Dans une ordonnance rendue lundi, la juge magistrate Sallie Kim, du tribunal fédéral du district nord de la Californie, a enjoint au gouvernement fédéral de répondre aux demandes de production de documents dans l’affaire National TPS Alliance v. Noem. Cette décision intervient alors qu’un tribunal de Washington avait, le même jour, accordé à l’exécutif un court délai supplémentaire dans une procédure parallèle liée au même dossier.
La juge Kim a tranché plusieurs différends opposant les parties sur l’étendue et les modalités de la communication des pièces. Elle a donné raison aux plaignants concernant les termes de recherche et les responsables administratifs à inclure, ordonnant aux défendeurs d’utiliser ceux proposés par les requérants. Cette décision pourrait élargir le champ des documents transmis et permettre l’accès à des communications internes susceptibles « d’éclairer le processus décisionnel ayant conduit à la fin du TPS pour les Haïtiens », selon les avocats des plaignants.
En revanche, le tribunal a retenu la proposition du gouvernement sur la période concernée par la recherche documentaire. Celle-ci s’étendra du 15 juillet au 19 novembre 2025, soit les mois précédant l’annonce officielle, le 28 novembre 2025, de la non-reconduction du TPS pour les ressortissants haïtiens. La juge a également validé les modifications proposées par les défendeurs aux demandes de production initiales, à condition qu’elles soient strictement limitées aux documents relatifs à Haïti.
Les plaignants réclamaient initialement un délai de dix jours pour la remise des documents. Une demande jugée irréaliste par la magistrate, qui a fixé l’échéance au 17 février 2026, laissant près d’un mois au gouvernement pour rassembler les pièces, y compris les registres de documents retenus pour des raisons de confidentialité.

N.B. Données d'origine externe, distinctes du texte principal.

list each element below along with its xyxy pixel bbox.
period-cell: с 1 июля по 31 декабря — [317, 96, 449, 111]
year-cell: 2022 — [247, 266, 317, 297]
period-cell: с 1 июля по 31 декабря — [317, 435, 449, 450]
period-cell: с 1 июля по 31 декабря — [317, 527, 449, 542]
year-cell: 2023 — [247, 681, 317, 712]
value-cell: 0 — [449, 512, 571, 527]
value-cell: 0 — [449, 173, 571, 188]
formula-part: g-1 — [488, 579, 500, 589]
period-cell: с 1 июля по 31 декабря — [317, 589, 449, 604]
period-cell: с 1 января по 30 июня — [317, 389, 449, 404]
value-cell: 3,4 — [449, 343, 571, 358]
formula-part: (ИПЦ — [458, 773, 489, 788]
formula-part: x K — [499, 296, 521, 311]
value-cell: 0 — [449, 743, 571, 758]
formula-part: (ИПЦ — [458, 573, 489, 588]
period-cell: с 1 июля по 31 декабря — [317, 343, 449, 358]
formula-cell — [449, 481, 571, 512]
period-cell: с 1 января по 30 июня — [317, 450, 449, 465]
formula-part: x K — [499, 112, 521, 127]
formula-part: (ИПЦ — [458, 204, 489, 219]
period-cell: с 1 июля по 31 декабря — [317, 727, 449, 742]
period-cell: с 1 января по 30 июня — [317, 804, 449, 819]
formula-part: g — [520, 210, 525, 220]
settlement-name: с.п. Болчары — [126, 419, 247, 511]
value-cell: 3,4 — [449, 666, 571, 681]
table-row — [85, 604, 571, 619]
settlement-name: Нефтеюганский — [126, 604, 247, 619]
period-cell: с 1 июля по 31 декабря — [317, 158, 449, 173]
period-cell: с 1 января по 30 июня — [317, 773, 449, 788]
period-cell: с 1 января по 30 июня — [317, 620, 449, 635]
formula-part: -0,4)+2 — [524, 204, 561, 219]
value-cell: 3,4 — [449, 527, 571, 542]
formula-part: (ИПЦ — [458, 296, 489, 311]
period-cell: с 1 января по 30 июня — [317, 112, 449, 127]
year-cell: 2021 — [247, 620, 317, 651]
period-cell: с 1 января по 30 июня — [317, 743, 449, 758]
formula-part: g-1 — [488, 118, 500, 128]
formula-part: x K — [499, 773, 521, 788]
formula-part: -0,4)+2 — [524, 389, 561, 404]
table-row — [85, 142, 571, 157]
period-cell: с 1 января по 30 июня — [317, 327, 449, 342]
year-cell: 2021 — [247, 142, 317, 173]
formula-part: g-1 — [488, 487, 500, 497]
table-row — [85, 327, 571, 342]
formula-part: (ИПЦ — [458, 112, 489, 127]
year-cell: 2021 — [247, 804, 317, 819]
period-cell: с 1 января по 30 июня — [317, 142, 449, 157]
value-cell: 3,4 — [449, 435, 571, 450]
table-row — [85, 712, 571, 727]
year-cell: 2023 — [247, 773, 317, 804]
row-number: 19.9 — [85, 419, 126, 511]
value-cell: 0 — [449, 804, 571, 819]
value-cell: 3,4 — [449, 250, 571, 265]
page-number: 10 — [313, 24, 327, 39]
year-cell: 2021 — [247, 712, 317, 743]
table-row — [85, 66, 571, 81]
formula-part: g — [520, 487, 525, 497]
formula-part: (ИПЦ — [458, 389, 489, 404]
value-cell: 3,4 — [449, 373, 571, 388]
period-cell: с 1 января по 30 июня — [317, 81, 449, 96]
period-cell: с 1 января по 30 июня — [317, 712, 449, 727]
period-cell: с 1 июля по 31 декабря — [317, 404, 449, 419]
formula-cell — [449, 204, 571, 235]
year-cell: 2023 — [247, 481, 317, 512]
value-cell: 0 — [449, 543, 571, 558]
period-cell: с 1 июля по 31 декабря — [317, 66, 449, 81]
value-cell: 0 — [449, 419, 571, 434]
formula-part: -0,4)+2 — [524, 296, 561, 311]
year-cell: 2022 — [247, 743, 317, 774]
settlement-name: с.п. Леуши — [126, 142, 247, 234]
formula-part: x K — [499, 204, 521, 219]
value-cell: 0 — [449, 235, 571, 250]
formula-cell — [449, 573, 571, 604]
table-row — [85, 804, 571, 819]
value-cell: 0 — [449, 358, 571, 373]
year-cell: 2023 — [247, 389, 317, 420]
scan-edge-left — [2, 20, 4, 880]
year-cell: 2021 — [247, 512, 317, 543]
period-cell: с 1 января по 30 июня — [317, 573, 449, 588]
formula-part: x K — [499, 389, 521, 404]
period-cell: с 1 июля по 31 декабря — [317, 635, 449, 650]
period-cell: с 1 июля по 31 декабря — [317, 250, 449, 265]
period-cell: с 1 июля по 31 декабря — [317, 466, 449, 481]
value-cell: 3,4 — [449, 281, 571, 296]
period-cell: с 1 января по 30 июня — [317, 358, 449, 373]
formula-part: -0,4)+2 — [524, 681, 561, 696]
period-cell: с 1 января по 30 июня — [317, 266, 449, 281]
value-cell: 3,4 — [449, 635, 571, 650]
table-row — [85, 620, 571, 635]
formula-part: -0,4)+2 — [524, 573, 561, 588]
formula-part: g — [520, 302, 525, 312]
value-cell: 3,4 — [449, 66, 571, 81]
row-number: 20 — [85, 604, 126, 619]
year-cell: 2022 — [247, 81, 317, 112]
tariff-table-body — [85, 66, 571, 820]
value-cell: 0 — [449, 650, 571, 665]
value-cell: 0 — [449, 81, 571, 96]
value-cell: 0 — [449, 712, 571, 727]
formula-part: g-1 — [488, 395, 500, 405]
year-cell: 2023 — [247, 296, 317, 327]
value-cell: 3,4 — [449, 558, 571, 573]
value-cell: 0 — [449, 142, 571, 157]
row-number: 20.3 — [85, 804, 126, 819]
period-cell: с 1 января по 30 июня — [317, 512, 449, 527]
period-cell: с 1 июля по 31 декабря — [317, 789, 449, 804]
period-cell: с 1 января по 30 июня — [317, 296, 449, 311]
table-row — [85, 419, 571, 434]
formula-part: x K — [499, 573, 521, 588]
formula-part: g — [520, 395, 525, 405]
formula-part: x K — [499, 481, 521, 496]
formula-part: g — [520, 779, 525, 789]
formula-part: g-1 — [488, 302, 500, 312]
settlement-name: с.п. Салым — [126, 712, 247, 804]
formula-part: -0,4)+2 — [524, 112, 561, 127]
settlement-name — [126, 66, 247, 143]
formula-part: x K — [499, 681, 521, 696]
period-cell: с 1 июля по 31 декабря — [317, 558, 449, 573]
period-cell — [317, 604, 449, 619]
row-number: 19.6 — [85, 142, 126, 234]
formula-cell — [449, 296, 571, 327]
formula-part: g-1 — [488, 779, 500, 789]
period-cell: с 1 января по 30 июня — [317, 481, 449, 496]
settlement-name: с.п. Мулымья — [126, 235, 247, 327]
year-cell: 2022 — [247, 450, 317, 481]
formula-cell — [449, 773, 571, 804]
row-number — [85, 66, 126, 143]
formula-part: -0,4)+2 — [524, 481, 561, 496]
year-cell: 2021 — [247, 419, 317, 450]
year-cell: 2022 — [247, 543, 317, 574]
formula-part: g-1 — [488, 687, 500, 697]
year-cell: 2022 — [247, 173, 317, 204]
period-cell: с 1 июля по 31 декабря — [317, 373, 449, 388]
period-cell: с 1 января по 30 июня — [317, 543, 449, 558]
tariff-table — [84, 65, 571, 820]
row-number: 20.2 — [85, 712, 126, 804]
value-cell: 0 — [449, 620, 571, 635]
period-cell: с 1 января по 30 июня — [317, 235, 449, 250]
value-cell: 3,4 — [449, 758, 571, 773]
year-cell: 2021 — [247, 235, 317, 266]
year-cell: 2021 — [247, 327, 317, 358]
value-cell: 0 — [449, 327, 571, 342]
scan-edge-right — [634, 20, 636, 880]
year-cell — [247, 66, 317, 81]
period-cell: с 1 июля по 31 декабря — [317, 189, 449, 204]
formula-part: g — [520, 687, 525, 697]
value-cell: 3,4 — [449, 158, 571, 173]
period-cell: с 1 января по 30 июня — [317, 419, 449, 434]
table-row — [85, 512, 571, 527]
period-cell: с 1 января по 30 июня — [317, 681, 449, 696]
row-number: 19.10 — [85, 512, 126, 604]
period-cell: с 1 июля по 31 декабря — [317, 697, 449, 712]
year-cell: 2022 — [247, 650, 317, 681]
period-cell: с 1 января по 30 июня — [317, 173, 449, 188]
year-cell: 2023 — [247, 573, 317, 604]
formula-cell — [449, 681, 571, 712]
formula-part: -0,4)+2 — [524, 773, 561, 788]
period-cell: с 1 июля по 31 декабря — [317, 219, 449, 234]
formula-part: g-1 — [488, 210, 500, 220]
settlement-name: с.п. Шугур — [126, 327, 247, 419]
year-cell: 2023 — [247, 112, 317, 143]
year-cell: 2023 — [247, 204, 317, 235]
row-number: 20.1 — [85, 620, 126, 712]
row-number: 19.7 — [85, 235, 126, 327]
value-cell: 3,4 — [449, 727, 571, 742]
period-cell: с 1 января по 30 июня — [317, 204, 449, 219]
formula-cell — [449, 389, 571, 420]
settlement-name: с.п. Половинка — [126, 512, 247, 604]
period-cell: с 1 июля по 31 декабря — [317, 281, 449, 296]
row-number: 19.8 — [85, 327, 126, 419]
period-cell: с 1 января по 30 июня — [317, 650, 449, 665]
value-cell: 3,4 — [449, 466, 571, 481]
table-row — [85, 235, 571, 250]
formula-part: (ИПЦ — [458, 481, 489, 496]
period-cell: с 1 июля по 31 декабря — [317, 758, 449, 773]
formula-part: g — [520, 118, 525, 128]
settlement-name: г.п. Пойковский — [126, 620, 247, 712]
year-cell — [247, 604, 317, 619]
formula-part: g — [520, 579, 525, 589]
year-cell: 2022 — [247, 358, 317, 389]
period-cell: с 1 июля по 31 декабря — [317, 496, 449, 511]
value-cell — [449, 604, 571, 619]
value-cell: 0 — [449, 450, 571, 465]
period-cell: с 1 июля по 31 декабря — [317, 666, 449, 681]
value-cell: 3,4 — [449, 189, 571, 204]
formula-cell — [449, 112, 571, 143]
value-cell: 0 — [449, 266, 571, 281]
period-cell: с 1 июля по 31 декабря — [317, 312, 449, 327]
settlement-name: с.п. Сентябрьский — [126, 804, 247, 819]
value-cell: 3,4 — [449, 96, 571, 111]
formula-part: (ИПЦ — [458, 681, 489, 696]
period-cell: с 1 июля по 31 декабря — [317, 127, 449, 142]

Dans son ordonnance, la juge Kim a par ailleurs adressé un avertissement explicite aux avocats de l’État, après des manquements allégués aux décisions antérieures. « Le tribunal attend de tous les avocats, y compris ceux qui ont récemment rejoint la procédure, qu’ils aient connaissance des ordonnances précédentes et qu’ils s’y conforment », a-t-elle écrit, précisant que « l’ignorance des décisions antérieures ne saurait constituer une excuse au non-respect d’une ordonnance ».
Cette décision californienne coïncide avec une audience déterminante tenue à Washington devant la juge Ana C. Reyes. Dans cette procédure distincte mais étroitement liée, la magistrate a accordé au gouvernement jusqu’au 23 janvier 2026 pour produire certains documents cités dans le dossier californien mais absents du dossier administratif certifié.
Ces développements judiciaires interviennent dans un contexte d’urgence extrême pour les bénéficiaires du TPS haïtien, dont le statut doit expirer le 3 février 2026. Le délai du 17 février fixé en Californie dépasse cette date critique, suscitant des interrogations sur l’impact immédiat de ces procédures sur le sort des intéressés.
Les avocats des plaignants estiment toutefois que les documents attendus pourraient démontrer que la décision de l’administration Trump a été prise « de mauvaise foi ou sous une influence politique inappropriée », ouvrant la voie à une injonction permanente contre la suppression du TPS.
Plus de 350 000 ressortissants haïtiens bénéficient actuellement du TPS aux États-Unis. La majorité d’entre eux vivent dans le pays depuis plus d’une décennie et ont des enfants citoyens américains. Des élus du Massachusetts, réunis le même jour avec la communauté haïtienne à Mattapan, ont mis en garde contre les conséquences « potentiellement dévastatrices » d’une fin du TPS, notamment pour le système de santé américain, qui emploie de nombreux titulaires de ce statut.
La bataille judiciaire se poursuit ainsi sur deux fronts, tandis que le compte à rebours vers le 3 février 2026 se resserre.